Elaine Doll-Dunn, Psy.D.

“To ensure time to think, reflect, and ponder, schedule meetings with yourself
and honor them as you would an appointment with another.” Michael Levine

An old army trick…take five. Means to back off, chill out, give it a rest. Directly applicable to the fitness arena, sometimes we have to cease and desist. An example would be impending injury. Seriously dedicated fitness persons develop a limited sense of reason when they have a certain goal in the cross hairs, and the nagging hint of a potential injury gets ignored, self-diagnosed, and often self-medicated. Not that serious athletes don’t have a very real sense of the body and proper functioning, but on occasion they have been known to ignore impending doom until it’s no longer impending, but up-ending. Hence…a caution.

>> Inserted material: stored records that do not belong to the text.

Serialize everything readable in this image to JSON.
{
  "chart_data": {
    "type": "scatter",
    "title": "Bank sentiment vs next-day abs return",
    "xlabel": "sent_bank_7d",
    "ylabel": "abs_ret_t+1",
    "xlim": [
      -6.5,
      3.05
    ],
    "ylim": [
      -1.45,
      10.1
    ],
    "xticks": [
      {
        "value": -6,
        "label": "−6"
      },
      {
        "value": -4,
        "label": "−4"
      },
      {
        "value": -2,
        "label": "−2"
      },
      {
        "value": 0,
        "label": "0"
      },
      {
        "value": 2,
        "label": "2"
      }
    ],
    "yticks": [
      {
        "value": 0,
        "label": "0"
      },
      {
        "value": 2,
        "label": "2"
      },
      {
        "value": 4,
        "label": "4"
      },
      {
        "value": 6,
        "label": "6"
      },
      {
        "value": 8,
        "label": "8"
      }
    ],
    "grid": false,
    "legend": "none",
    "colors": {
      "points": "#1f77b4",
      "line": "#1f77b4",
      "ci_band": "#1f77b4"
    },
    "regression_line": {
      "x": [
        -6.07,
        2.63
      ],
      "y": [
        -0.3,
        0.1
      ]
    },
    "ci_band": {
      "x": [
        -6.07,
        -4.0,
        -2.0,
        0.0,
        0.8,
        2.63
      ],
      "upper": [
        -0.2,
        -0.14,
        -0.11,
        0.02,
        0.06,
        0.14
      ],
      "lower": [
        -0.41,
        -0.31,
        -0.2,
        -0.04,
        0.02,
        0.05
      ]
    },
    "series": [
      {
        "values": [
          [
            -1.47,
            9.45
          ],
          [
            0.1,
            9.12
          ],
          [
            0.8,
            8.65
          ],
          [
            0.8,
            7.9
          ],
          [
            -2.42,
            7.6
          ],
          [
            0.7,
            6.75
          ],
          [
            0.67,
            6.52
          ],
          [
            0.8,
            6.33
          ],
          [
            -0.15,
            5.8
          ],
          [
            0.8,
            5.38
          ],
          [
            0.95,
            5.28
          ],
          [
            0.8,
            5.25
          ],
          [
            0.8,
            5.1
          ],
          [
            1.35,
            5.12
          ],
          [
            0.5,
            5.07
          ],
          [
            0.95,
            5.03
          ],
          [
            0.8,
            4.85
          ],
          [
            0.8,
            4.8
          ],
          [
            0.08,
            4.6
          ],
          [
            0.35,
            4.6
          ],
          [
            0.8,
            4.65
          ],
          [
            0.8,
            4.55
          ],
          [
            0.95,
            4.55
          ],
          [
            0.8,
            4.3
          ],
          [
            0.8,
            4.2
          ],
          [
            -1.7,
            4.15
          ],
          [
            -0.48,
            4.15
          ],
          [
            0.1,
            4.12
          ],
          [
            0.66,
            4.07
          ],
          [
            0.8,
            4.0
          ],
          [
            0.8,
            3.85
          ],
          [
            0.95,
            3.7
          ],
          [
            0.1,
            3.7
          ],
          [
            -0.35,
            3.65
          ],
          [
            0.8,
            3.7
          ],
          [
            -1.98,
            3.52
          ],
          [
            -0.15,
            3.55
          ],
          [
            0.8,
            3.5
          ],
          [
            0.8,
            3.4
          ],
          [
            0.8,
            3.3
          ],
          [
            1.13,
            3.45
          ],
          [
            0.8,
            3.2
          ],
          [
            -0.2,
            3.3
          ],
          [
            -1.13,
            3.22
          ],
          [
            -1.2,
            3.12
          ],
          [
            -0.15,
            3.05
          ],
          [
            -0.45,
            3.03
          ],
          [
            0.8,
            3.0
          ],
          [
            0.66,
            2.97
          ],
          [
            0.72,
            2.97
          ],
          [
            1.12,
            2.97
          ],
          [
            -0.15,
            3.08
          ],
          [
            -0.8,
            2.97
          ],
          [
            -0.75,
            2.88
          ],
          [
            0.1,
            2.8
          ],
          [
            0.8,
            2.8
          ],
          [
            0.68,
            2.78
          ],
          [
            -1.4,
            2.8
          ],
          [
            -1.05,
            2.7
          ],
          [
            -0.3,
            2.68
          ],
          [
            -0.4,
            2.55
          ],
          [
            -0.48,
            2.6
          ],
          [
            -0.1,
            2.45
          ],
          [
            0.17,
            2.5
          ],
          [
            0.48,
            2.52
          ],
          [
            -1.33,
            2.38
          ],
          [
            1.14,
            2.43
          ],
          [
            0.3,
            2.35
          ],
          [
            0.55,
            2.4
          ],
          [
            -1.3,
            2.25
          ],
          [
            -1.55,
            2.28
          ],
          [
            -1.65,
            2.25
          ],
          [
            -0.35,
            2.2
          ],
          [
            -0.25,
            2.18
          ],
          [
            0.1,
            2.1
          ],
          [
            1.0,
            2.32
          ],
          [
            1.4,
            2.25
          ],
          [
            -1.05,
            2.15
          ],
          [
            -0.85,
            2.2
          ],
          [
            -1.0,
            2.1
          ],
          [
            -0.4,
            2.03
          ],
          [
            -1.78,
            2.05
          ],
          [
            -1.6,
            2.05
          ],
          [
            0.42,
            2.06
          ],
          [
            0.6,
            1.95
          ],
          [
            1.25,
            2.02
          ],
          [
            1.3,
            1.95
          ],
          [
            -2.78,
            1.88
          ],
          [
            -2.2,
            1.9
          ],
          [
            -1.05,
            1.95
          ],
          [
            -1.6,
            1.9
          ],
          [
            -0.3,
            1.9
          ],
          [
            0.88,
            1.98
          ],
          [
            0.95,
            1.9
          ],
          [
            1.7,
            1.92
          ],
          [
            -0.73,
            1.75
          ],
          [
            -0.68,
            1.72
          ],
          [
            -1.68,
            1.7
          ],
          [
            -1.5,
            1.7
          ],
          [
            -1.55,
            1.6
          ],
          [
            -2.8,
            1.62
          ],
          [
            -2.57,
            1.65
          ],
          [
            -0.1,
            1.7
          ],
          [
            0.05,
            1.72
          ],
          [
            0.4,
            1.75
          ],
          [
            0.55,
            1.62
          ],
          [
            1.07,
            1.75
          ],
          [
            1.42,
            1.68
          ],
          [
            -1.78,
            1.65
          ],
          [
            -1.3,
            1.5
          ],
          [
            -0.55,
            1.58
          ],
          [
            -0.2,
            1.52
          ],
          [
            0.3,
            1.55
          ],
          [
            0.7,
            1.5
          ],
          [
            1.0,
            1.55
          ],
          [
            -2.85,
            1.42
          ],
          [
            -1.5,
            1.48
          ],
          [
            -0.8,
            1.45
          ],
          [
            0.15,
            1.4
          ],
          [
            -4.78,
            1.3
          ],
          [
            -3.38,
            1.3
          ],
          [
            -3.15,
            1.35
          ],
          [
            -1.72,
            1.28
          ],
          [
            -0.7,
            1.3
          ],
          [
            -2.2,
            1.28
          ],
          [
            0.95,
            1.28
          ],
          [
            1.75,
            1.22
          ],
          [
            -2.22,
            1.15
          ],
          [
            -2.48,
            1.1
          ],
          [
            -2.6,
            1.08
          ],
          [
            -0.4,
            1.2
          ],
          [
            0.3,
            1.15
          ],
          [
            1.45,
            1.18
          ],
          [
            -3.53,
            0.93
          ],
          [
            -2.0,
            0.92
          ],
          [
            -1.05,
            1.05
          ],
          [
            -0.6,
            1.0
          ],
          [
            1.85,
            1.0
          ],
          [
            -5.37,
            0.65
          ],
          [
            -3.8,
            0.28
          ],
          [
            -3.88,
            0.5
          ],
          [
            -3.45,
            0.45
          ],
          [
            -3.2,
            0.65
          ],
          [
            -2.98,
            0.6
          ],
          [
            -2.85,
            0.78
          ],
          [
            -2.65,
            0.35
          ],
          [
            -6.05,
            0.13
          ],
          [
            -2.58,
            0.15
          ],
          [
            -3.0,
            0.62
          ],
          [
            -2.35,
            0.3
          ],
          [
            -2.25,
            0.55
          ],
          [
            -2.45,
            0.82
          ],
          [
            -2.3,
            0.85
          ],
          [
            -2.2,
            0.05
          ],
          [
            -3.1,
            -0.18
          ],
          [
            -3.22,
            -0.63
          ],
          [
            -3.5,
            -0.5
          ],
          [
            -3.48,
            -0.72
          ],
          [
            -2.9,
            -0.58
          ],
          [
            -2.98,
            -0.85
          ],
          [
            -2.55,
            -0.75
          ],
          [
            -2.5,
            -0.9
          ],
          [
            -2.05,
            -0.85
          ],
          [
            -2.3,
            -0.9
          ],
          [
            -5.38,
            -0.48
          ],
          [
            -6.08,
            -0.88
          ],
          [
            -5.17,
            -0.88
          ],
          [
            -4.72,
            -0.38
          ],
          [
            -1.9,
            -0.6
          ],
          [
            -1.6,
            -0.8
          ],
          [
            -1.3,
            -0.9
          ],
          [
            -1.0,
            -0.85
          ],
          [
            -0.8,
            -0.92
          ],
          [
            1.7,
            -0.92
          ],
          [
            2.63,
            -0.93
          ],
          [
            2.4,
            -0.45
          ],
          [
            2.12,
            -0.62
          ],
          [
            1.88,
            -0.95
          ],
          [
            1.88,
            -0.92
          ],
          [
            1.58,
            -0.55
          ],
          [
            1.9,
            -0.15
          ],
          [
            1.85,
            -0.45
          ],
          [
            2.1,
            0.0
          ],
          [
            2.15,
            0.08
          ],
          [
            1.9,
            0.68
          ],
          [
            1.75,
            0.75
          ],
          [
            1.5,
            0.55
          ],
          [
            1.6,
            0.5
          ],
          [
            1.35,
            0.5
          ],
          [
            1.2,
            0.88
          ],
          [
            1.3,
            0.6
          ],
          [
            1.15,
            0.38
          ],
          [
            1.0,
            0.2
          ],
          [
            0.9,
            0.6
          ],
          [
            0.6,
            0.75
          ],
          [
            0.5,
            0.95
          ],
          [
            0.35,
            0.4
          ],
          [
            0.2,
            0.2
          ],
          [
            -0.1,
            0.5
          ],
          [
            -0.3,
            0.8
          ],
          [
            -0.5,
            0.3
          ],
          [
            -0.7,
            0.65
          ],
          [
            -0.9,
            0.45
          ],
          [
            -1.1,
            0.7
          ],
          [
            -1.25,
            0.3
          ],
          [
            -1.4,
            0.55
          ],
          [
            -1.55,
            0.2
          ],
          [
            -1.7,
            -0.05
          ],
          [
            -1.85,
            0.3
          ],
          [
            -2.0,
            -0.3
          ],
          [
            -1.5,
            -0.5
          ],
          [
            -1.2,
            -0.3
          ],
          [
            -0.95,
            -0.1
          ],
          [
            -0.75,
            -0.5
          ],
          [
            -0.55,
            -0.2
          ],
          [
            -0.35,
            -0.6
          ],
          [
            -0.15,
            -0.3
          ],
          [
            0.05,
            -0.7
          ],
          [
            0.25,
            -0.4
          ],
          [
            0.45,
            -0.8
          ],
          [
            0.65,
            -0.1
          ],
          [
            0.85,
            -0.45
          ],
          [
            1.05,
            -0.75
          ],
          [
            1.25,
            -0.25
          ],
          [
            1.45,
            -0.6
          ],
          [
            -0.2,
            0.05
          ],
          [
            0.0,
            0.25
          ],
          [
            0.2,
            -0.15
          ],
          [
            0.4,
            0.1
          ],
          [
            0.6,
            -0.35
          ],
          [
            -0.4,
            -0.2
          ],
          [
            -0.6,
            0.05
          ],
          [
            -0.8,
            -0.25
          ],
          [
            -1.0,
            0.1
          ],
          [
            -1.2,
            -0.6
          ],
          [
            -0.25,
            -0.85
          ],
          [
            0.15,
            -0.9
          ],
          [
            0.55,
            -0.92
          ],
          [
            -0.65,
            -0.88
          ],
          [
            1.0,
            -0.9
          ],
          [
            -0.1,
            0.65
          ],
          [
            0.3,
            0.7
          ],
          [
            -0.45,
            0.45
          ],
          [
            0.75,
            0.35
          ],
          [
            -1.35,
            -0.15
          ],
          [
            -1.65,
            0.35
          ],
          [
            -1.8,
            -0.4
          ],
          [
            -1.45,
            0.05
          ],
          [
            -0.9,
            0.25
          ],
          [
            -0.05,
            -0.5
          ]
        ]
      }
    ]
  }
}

Over-use injuries happen when your training has hit a speed bump and you try to play “catch-up”. It doesn’t work very well to miss several days and then take up where you left off; you gotta start over to a certain degree. Or when it’s going so well you up the mileage or do more repeats or stack some hill workouts on top of serious interval training and the aches and pains become more than a normal soak in the tub and good night’s sleep alleviate… then you take five.

There are also mental reasons to relax your regimen. If your work load on the job is heightened for some reason, or the stress level increased, physical activity can be therapeutic, but to over-do will only increase the tension. Brain and body work together and they might be communicating better than you are. Relax. There’s a time and a place for everything. Think of your body as a Ferrari; you wouldn’t continue to drive at the speed of light over the mountains if you had a soft tire or a suspicious sounding carburetor; you deserve the same consideration. Check all the parts when you get a warning. There is a reason and a purpose in pain.

Or, if you are becoming tense, irritable, losing weight, and not able to sleep, that could also be a warning that you’ve pushed the envelope. World class you may be, but super-human you ain’t. Over-training manifests itself mentally and physically. Dr. Jack Daniels, Ph.D.(no, not THAT Jack Daniels), exercise physiologist at the State University of New York College in Cortland, says, “Imagine yourself running as hard as you can one day then again the next day, and the next. Sooner or later, you’d barely be able to run at all. You’d never be giving your body a chance to recover, to strengthen itself, to ward off injury, or to just feel good again.” During recovery time, your body is busy: repairing muscle fibers, building new blood vessels into your muscles, increasing your muscle fibers’ ability to process nutrients and oxygen and eliminating waste products from them. On off days, your body can repair muscle damage, fortify your immune system, and prepare for the next onslaught. If you don’t give it a chance to recover, over time, you will tear yourself down.

This ‘rule of rest’ holds true for runners of all types; only the degree of effort and amount of rest change. Recreational runners will balance their running day with days of complete rest, meaning no running. More serious runners will rest from their hard workouts by running a short distance slowly or by cross-training on off days.

And then there’s the reality of ennui, that numbing boredom that can set in when you become enmeshed in a particular aerobic activity. If you find yourself dreading every workout, cutting them short or finding a reason not to do them at all---take five and look at another activity. Maybe it’s time to ski, swim, bike, or try something entirely new and different. There are a variety of fun and productive sports and workouts to experience; you may find a great new destiny. Then if a break takes care of the mind fatigue, take a serious look at including the new workout in your cross training repertoire. Be creative; it may—uh---take five to find one you like.

One more little caveat. It’s okay to cut yourself some slack in anything you do. If the low-carb, no-fat, sans-sugar diet has sucked not only all the calories but all the joy out of your life…go have a piece of chocolate. What the heck; have five!